Streaming services.
Used by many, loved by all or so it seems.
It’s the option most all have when you get tired of cable or if you want to indulge in a show that doesn’t confine you to what seems like endless commercials.
Streaming services have been in recent news lately due to the new issues that have been brought to customer’s attention. Streaming services have raised prices, cracked down on password sharing and merged with each other –all of which have impacted customers and not in ways that make them happy. Streaming services have seemed to cause more headaches than they are supposed to. They are supposed to be better alternatives to cable, but it seems like they are causing the same problems that cable companies seem to spring on their customers as well.
The Effects Merges Have on Customers
When quarantine first started for the pandemic, people were at home more. Whilst being at home people became bored because they sat at home all day and weren’t able to be around others who weren’t a part of their families. So streaming services became a huge hit with streaming services hitting over one billion subscribers due to people being stuck at home.
But there was a streaming service that was on ads everywhere. Quibi. It was marketed as the new streaming service that everyone would want, it had its own original series and more and it was extremely affordable. The cost would be $5 per month with ads and $8 per month without ads. But unfortunately, just as soon as it came it was taken away. Quibi shut down after just six months of operation. One reason for the service’s downfall was its low cost– the rate at which they were charging was not sustainable for the service to generate revenue.
Quibi was an example of how if companies don’t merge with one another or raise prices they too will not survive.
Dustin Lyons saidhow he and his friends navigate through all of the streaming services together.
”I understand companies merging for financial reasons, you kind of expect change is going to happen when you get older for better or for worse,” Lyons said. “ What I and my friends do is I buy a couple of [streaming services], and they do the same, and we share the passwords.”
Streaming Services Increases their Prices
DisneyPlus increased by $3 monthly from $10.99 to $13.99, Netflix Basic increased by $2 monthly and Netflix Premium by $3. The prices don’t seem bad, but they do add up once you have so many, and it becomes too expensive for them all.
The unanswered question now is how this affects loyal customers. How long until they get fed up with these changes? That’s what starts to linger in the back of my mind as a fellow streaming service user because all of these changes usually seem to come with increased prices as well.
“It becomes a waste of the platform that you use, because some shows are on more than one [streaming service],” Senior Savanna Kincaid said. “I can cancel one because I don’t see the need in having both. The platform doesn’t seem to get better with the raised prices either which is disappointing.”
The concerns only seem to grow because if prices are being raised and the services aren’t improving what is the reason for even increasing prices?
Streaming Services Cracking Down on Password Sharing
A couple of months ago, Netflix implemented a new way of monitoring password sharing, if you aren’t in the same household as the head of the account you get kicked out of the account holder’s account and have to get your own Netflix account.
I can see the password monitoring that Netflix implemented may cause issues for seniors next year because most will be leaving their homes, and there is a possibility they will locked out of their family’s account.
College students aren’t known for having money, so the predicament that may be faced is having to buy another separate account from their family’s account which is ineffective when their parents already have one.
“I will probably use [streaming services] a lot more because [in college we] probably won’t have cable in our dorms,” Senior Donovan Smith said. “My parents probably wouldn’t mind getting another account for me.”

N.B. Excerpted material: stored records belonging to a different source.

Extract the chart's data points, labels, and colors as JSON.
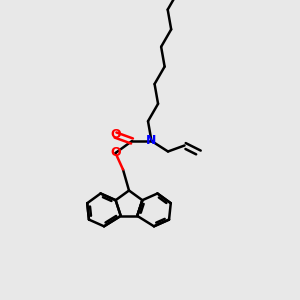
{
  "background_color": "#e8e8e8",
  "bond_color": "#000000",
  "nitrogen_color": "#0000ff",
  "oxygen_color": "#ff0000",
  "bond_width": 1.8,
  "figsize": [
    3.0,
    3.0
  ],
  "dpi": 100,
  "xlim": [
    0.0,
    1.0
  ],
  "ylim": [
    0.0,
    1.0
  ]
}
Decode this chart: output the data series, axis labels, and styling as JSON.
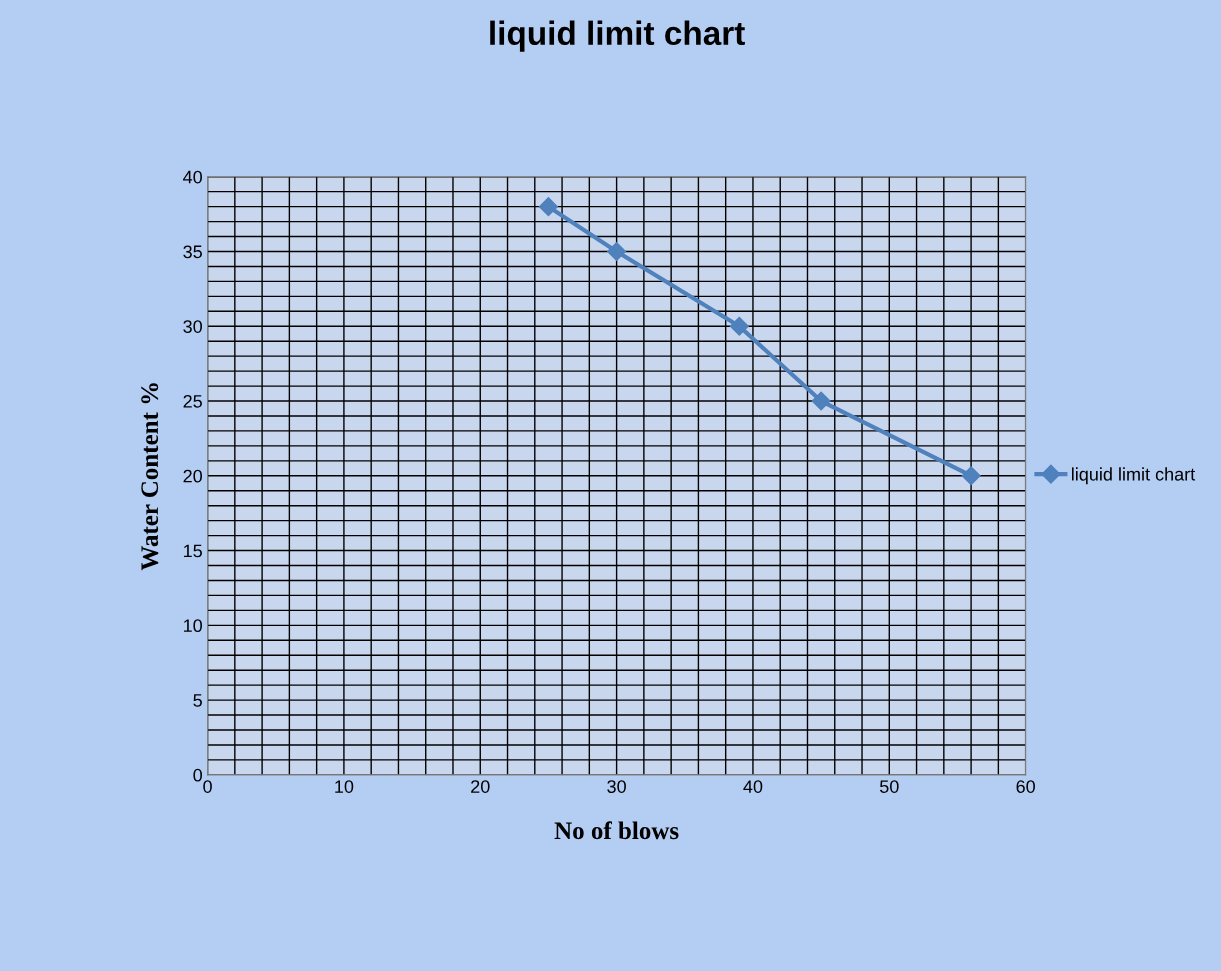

But your parents don’t have to buy another account for you because it’s not like they are keeping it. After all, you still are using it. They may have to open another account just for you because you want to watch the service, but you aren’t in the same house as your parents which seems so ludicrous.

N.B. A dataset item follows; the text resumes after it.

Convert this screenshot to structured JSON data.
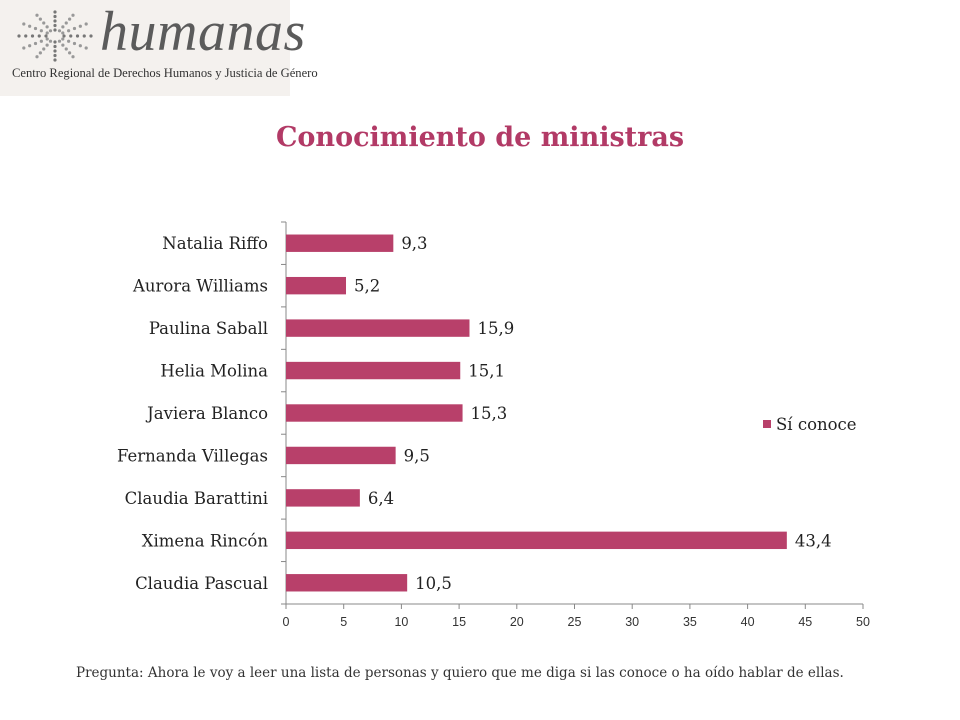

“I have Netflix,” Senior Aaron TItlebaum said. “I don’t use cable, but I have Roku. I watch Netflix once a month, but under today’s economy it’s understandable why prices are being raised, but I don’t like it as a consumer.”
During the writer’s strike, this year streaming services have been an alternative because it is a great source to turn to for entertainment, and streaming services provided just that– a short-term relief to something where the end didn’t seem anywhere in sight.
But now that the strike is over and shows will continue to shoot and be released, where does this leave streaming services?
“I don’t know what these streaming services are thinking,” Kinicaid said. “But [streaming services] aren’t what they used to be, and I question on whether I should cancel some of my own.”